I have been using TA-Lib to calculate EMAs but each time I add a new number to the array, TA-Lib performs the calculation from scratch again.
I am doing analysis on a rather large set of data (> 1M rows) and this is quite slow.
What would be the fastest way to calculate the new EMA when a new value is added?
Let x be the vector of length n containing your samples, that is x[0], ..., x[n-1]. Let y be the vector containing the EMA. Then y is given by the equation:
y[k] = y[k-1] * a + x[k] * (1-a)
Where a is the EMA parameter, which is between 0 and 1. The closer to 1, the smoother the curve.
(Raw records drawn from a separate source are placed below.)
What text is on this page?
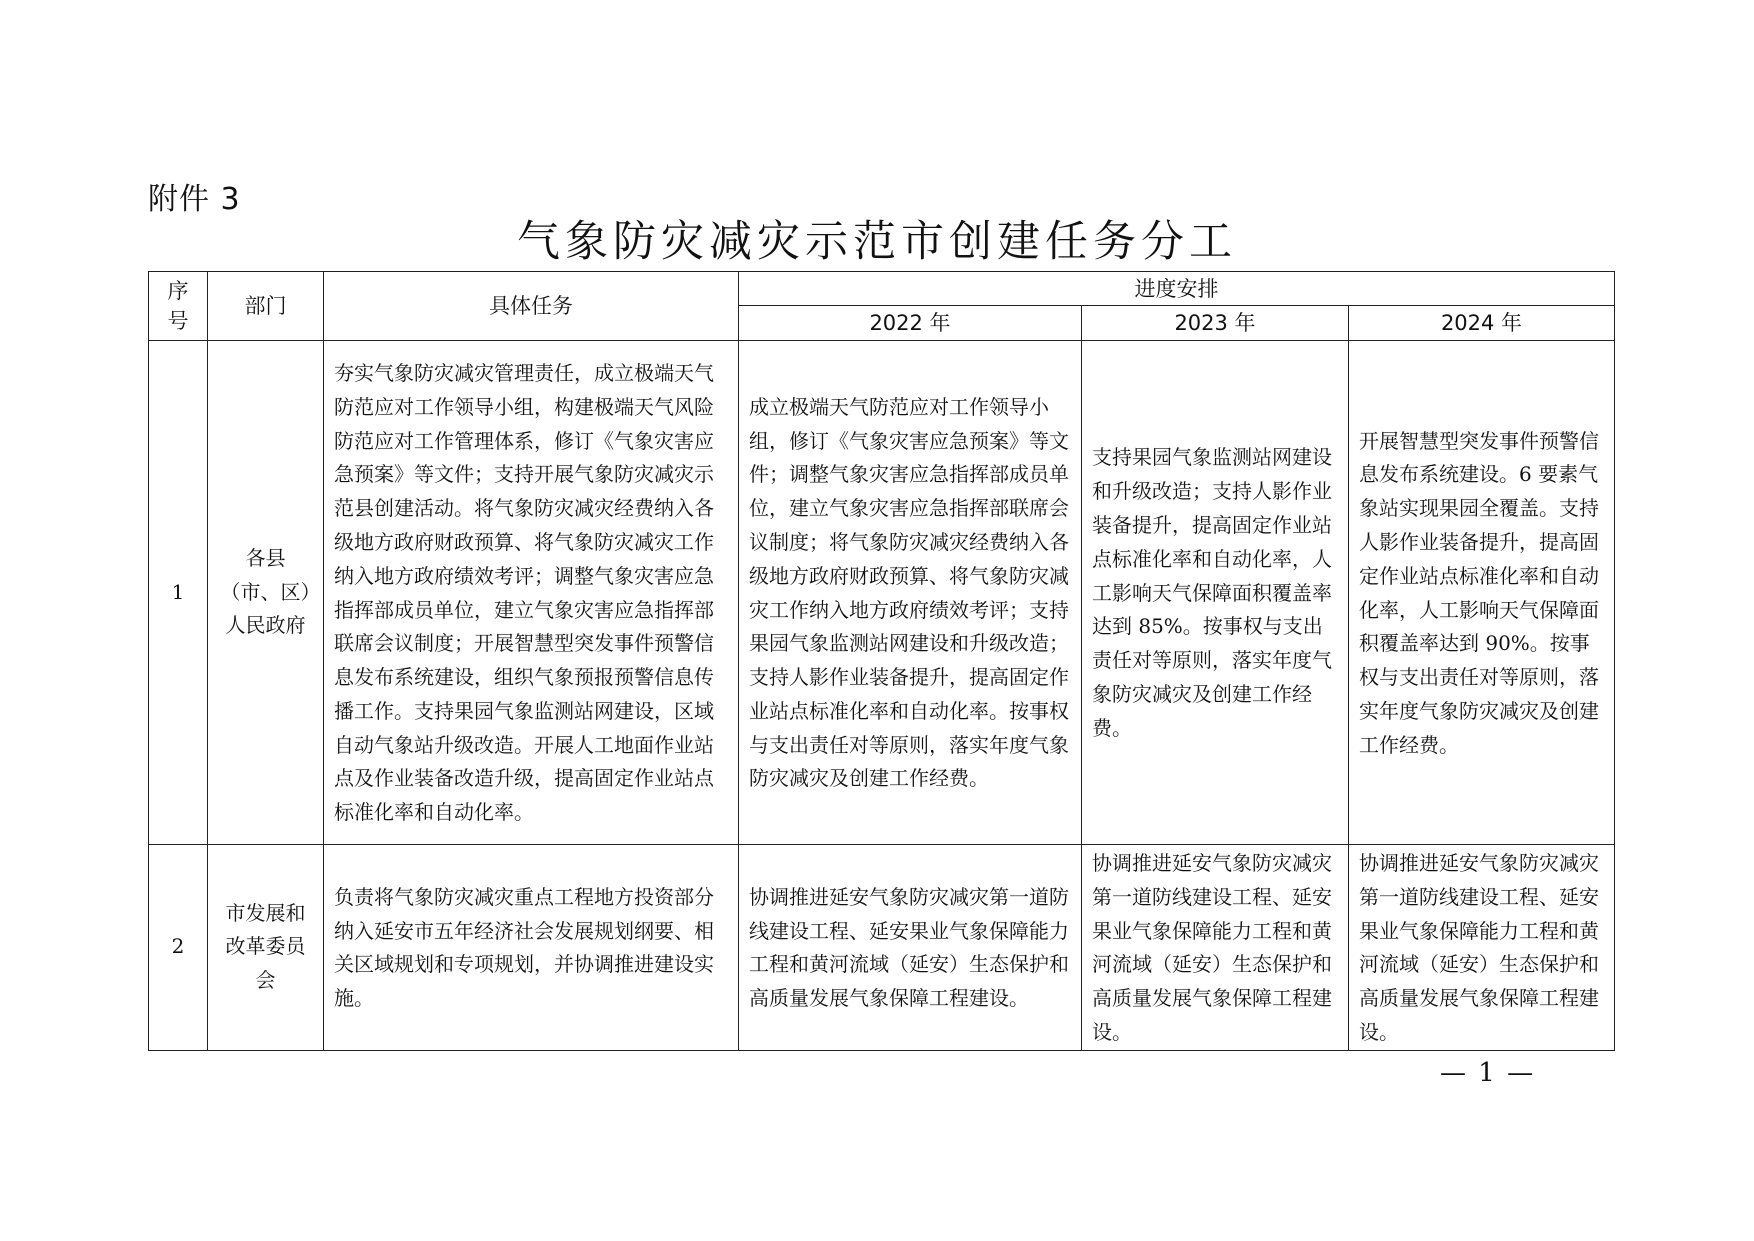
附件 3
气象防灾减灾示范市创建任务分工
序号	部门	具体任务	进度安排		
			2022 年	2023 年	2024 年
1	各县（市、区）人民政府	夯实气象防灾减灾管理责任，成立极端天气防范应对工作领导小组，构建极端天气风险防范应对工作管理体系，修订《气象灾害应急预案》等文件；支持开展气象防灾减灾示范县创建活动。将气象防灾减灾经费纳入各级地方政府财政预算、将气象防灾减灾工作纳入地方政府绩效考评；调整气象灾害应急指挥部成员单位，建立气象灾害应急指挥部联席会议制度；开展智慧型突发事件预警信息发布系统建设，组织气象预报预警信息传播工作。支持果园气象监测站网建设，区域自动气象站升级改造。开展人工地面作业站点及作业装备改造升级，提高固定作业站点标准化率和自动化率。	成立极端天气防范应对工作领导小组，修订《气象灾害应急预案》等文件；调整气象灾害应急指挥部成员单位，建立气象灾害应急指挥部联席会议制度；将气象防灾减灾经费纳入各级地方政府财政预算、将气象防灾减灾工作纳入地方政府绩效考评；支持果园气象监测站网建设和升级改造；支持人影作业装备提升，提高固定作业站点标准化率和自动化率。按事权与支出责任对等原则，落实年度气象防灾减灾及创建工作经费。	支持果园气象监测站网建设和升级改造；支持人影作业装备提升，提高固定作业站点标准化率和自动化率，人工影响天气保障面积覆盖率达到 85%。按事权与支出责任对等原则，落实年度气象防灾减灾及创建工作经费。	开展智慧型突发事件预警信息发布系统建设。6 要素气象站实现果园全覆盖。支持人影作业装备提升，提高固定作业站点标准化率和自动化率，人工影响天气保障面积覆盖率达到 90%。按事权与支出责任对等原则，落实年度气象防灾减灾及创建工作经费。
2	市发展和改革委员会	负责将气象防灾减灾重点工程地方投资部分纳入延安市五年经济社会发展规划纲要、相关区域规划和专项规划，并协调推进建设实施。	协调推进延安气象防灾减灾第一道防线建设工程、延安果业气象保障能力工程和黄河流域（延安）生态保护和高质量发展气象保障工程建设。	协调推进延安气象防灾减灾第一道防线建设工程、延安果业气象保障能力工程和黄河流域（延安）生态保护和高质量发展气象保障工程建设。	协调推进延安气象防灾减灾第一道防线建设工程、延安果业气象保障能力工程和黄河流域（延安）生态保护和高质量发展气象保障工程建设。
— 1 —
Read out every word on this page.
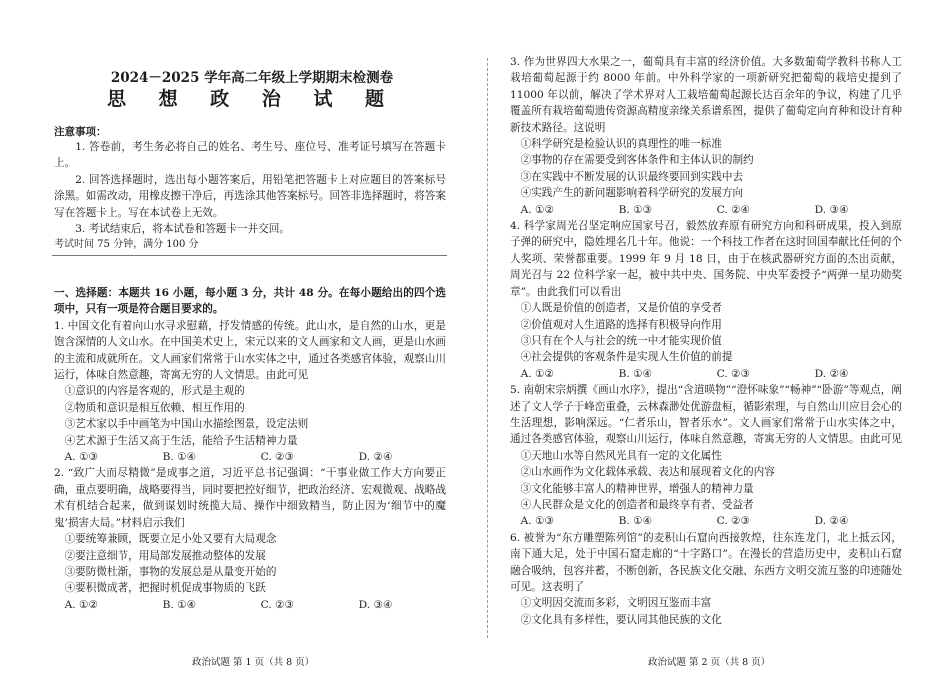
2024－2025 学年高二年级上学期期末检测卷
思 想 政 治 试 题
注意事项：

1. 答卷前，考生务必将自己的姓名、考生号、座位号、准考证号填写在答题卡上。

2. 回答选择题时，选出每小题答案后，用铅笔把答题卡上对应题目的答案标号涂黑。如需改动，用橡皮擦干净后，再选涂其他答案标号。回答非选择题时，将答案写在答题卡上。写在本试卷上无效。

3. 考试结束后，将本试卷和答题卡一并交回。

考试时间 75 分钟，满分 100 分

一、选择题：本题共 16 小题，每小题 3 分，共计 48 分。在每小题给出的四个选项中，只有一项是符合题目要求的。

1. 中国文化有着向山水寻求慰藉，抒发情感的传统。此山水，是自然的山水，更是饱含深情的人文山水。在中国美术史上，宋元以来的文人画家和文人画，更是山水画的主流和成就所在。文人画家们常常于山水实体之中，通过各类感官体验，观察山川运行，体味自然意趣，寄寓无穷的人文情思。由此可见

①意识的内容是客观的，形式是主观的

②物质和意识是相互依赖、相互作用的

③艺术家以手中画笔为中国山水描绘图景，设定法则

④艺术源于生活又高于生活，能给予生活精神力量

A. ①③	B. ①④	C. ②③	D. ②④

2. “致广大而尽精微”是成事之道，习近平总书记强调：“干事业做工作大方向要正确，重点要明确，战略要得当，同时要把控好细节，把政治经济、宏观微观、战略战术有机结合起来，做到谋划时统揽大局、操作中细致精当，防止因为‘细节中的魔鬼’损害大局。”材料启示我们

①要统筹兼顾，既要立足小处又要有大局观念

②要注意细节，用局部发展推动整体的发展

③要防微杜渐，事物的发展总是从量变开始的

④要积微成著，把握时机促成事物质的飞跃

A. ①②	B. ①④	C. ②③	D. ③④
政治试题 第 1 页（共 8 页）

3. 作为世界四大水果之一，葡萄具有丰富的经济价值。大多数葡萄学教科书称人工栽培葡萄起源于约 8000 年前。中外科学家的一项新研究把葡萄的栽培史提到了 11000 年以前，解决了学术界对人工栽培葡萄起源长达百余年的争议，构建了几乎覆盖所有栽培葡萄遗传资源高精度亲缘关系谱系图，提供了葡萄定向育种和设计育种新技术路径。这说明

①科学研究是检验认识的真理性的唯一标准

②事物的存在需要受到客体条件和主体认识的制约

③在实践中不断发展的认识最终要回到实践中去

④实践产生的新问题影响着科学研究的发展方向

A. ①②	B. ①③	C. ②④	D. ③④

4. 科学家周光召坚定响应国家号召，毅然放弃原有研究方向和科研成果，投入到原子弹的研究中，隐姓埋名几十年。他说：一个科技工作者在这时回国奉献比任何的个人奖项、荣誉都重要。1999 年 9 月 18 日，由于在核武器研究方面的杰出贡献，周光召与 22 位科学家一起，被中共中央、国务院、中央军委授予“两弹一星功勋奖章”。由此我们可以看出

①人既是价值的创造者，又是价值的享受者

②价值观对人生道路的选择有积极导向作用

③只有在个人与社会的统一中才能实现价值

④社会提供的客观条件是实现人生价值的前提

A. ①②	B. ①④	C. ②③	D. ②④

5. 南朝宋宗炳撰《画山水序》，提出“含道暎物”“澄怀味象”“畅神”“卧游”等观点，阐述了文人学子于峰峦重叠，云林森渺处优游盘桓，循影索理，与自然山川应目会心的生活理想，影响深远。“仁者乐山，智者乐水”。文人画家们常常于山水实体之中，通过各类感官体验，观察山川运行，体味自然意趣，寄寓无穷的人文情思。由此可见

①天地山水等自然风光具有一定的文化属性

②山水画作为文化载体承载、表达和展现着文化的内容

③文化能够丰富人的精神世界，增强人的精神力量

④人民群众是文化的创造者和最终享有者、受益者

A. ①③	B. ①④	C. ②③	D. ②④

6. 被誉为“东方雕塑陈列馆”的麦积山石窟向西接敦煌，往东连龙门，北上抵云冈，南下通大足，处于中国石窟走廊的“十字路口”。在漫长的营造历史中，麦积山石窟融合吸纳，包容并蓄，不断创新，各民族文化交融、东西方文明交流互鉴的印迹随处可见。这表明了

①文明因交流而多彩，文明因互鉴而丰富

②文化具有多样性，要认同其他民族的文化

政治试题 第 2 页（共 8 页）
Therefore, to compute the EMA you just need:
a = 0.9
y[0] = x[0]
for k in range(1, n):
y[k] = y[k-1]*a + x[k]*(1-a)
Then if you get another sample, that is x[n], you can compute the EMA y[n] without doing the full calculation with:
y[n] = y[n-1]*a + x[n]*(1-a)
This is pseudocode, so if you use lists, it should be something like this:
y.append(y[-1]*a + x[-1]*(1-a))
Edit:
If you really want to improve speed for the computation of the EMA (the whole EMA at a time), you can use numba and numpy:
import numpy as np
from numba import njit
from timeit import timeit
n=1000000
x_np = np.random.randn(n) # your data
x_list = list(x_np)
a = 0.9
def ema_list(x, a):
y = [x[0]]
for k in range(1, n):
y.append(y[-1]*a + x[k]*(1-a))
return y
@njit("float64[:](float64[:], float64)")
def ema_np(x, a):
y = np.empty_like(x)
y[0] = x[0]
for k in range(1, n):
y[k] = y[k-1]*a + x[k]*(1-a)
return y
print(timeit(lambda: ema_list(x_list, a), number=1)) # 0.7080 seconds
print(timeit(lambda: ema_np(x_np, a), number=1)) # 0.008015 seconds
The list implementation takes about 708 ms whereas the numba and numpy takes 8 ms, that is about 88 times faster. The numpy implementation without numba takes similar time to the list implementation.